May I remind you, the email ran, that the dress code is formal black tie.
It was about 7.30am and I was checking my emails on my way into work. The PA from the NY office of New Agency had sent a note confirming travel plans for my imminent trip out there to meet the US team.
Formal black tie. I'd only skimmed over the mail, but I went back, assuming that I was merely suffering the effects of a morning not yet caffeinated. But no, that's definitely what it said.
Eh? I vented on Twitter. What other kind of black tie could there possibly be?!
Damned Americans, I huffed to myself once I'd got into town, as I walked to the office via a nearby cafe, clutching a croissant and large Earl Grey tea, The Intern having been too busy with schmoozing journos at the Dean Street townhouse and mooning over the new boy she's seeing to pick up more teabags.

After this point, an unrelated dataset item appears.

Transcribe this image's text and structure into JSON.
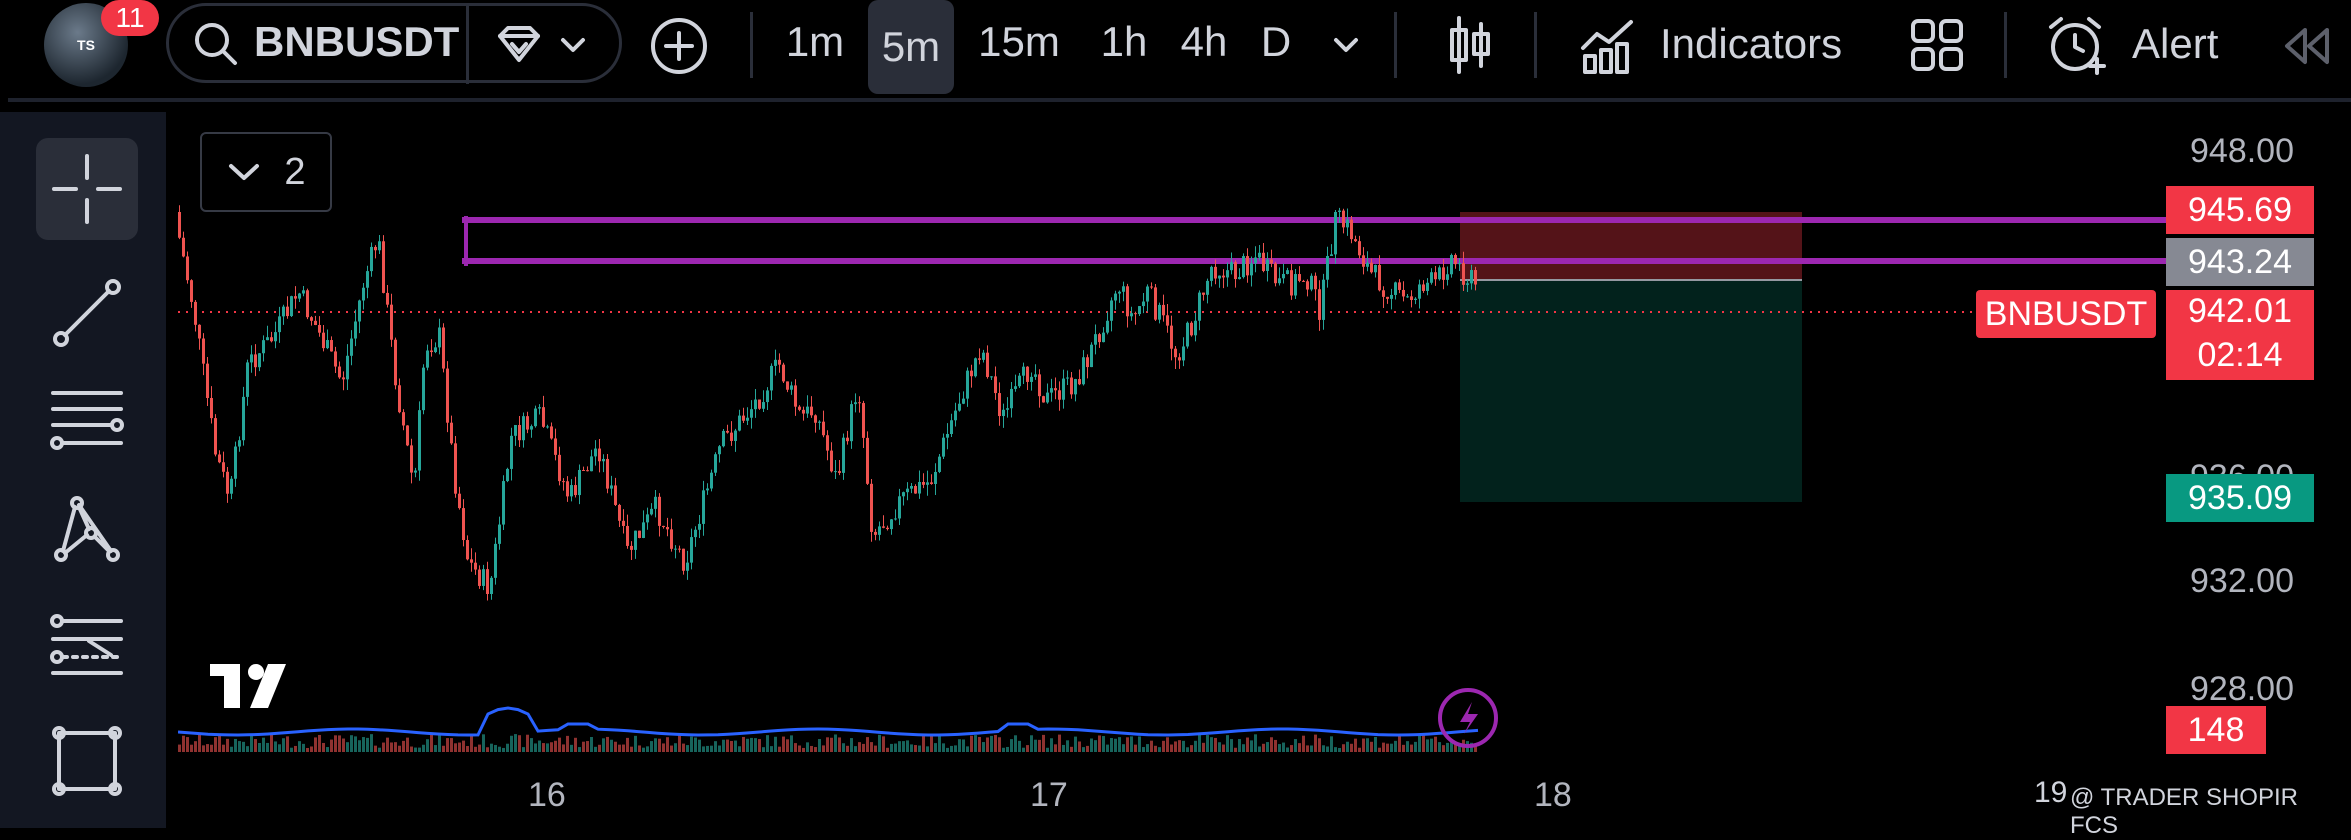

For formal occasions in Britain, you know where you stand. Dress codes might not be stuck to as rigidly as once they were, but you still know if you’re off to Ascot, you wear a hat; and that it’s fine to turn up in jeans should an invitation say ‘come as you are’. But the apparently tautological formal black tie isn’t something I’ve encountered before.
Maybe it means white tie? Gin Operated said, logically enough. You could take gloves just in case.
Huh, I thought. That makes sense. Excellent. Another outing for the bargain vintage ballgown it is (it has performed its task admirably at one x grad ball at Edinburgh; 1x hunt, and 1x Christmas ball at Sandhurst. Any excuse to wear it in front of people who’ve not seen it before is jumped on with great relish).
That was a best laid plan, right there. Just a fraction later…
Oh no – it’s very specific, came the invaluable advice from the lovely Liberty London Girl. It means long, but sexy, chiffony long. NOT ballgown. And New York women like to look HAWT – think British grooming x1000%. Go and get a mani-pedi ($20) and a blow dry ($30). Get make up done on counter at SAKS.
Oh hell’s bells.
“Hmm,” said JournoGal over dinner at the excellent and highly-recommended Polpetto. “That’s not very Brit-friendly, is it? I mean, British glamour is more about dusting off the priceless jewels, and then teaming them with shoes that the dog’s chewed a bit.”
That is EXACTLY my approach. I’m not the most well-groomed of people at the best of times. I have my very own brand of what I like to term ‘through a hedge backwards’ chic: I’m generally quite presentable, but the hair never does as it’s told, and it’s more than likely that the large scarf is hiding some sort of spillage.
Expletive, I said in an email to Best Mate, trying to get my point across in a way that would slip through her legal firm’s IT guidelines. I don’t think I want to go.
Her response? Hah.
At least in preparation for my trip, I am now armed: along with the mountain of Cadbury’s chocolate I’ve packed (the US team WILL like me if I have to bribe them with decentish chocolate to do so), I have LLG’s email on exactly where to get myself groomed to US standards. But I might just sneak in a copy of Debrett’s too, just to show them quite what black tie means in the old country – and that blow dries have nothing to do with it.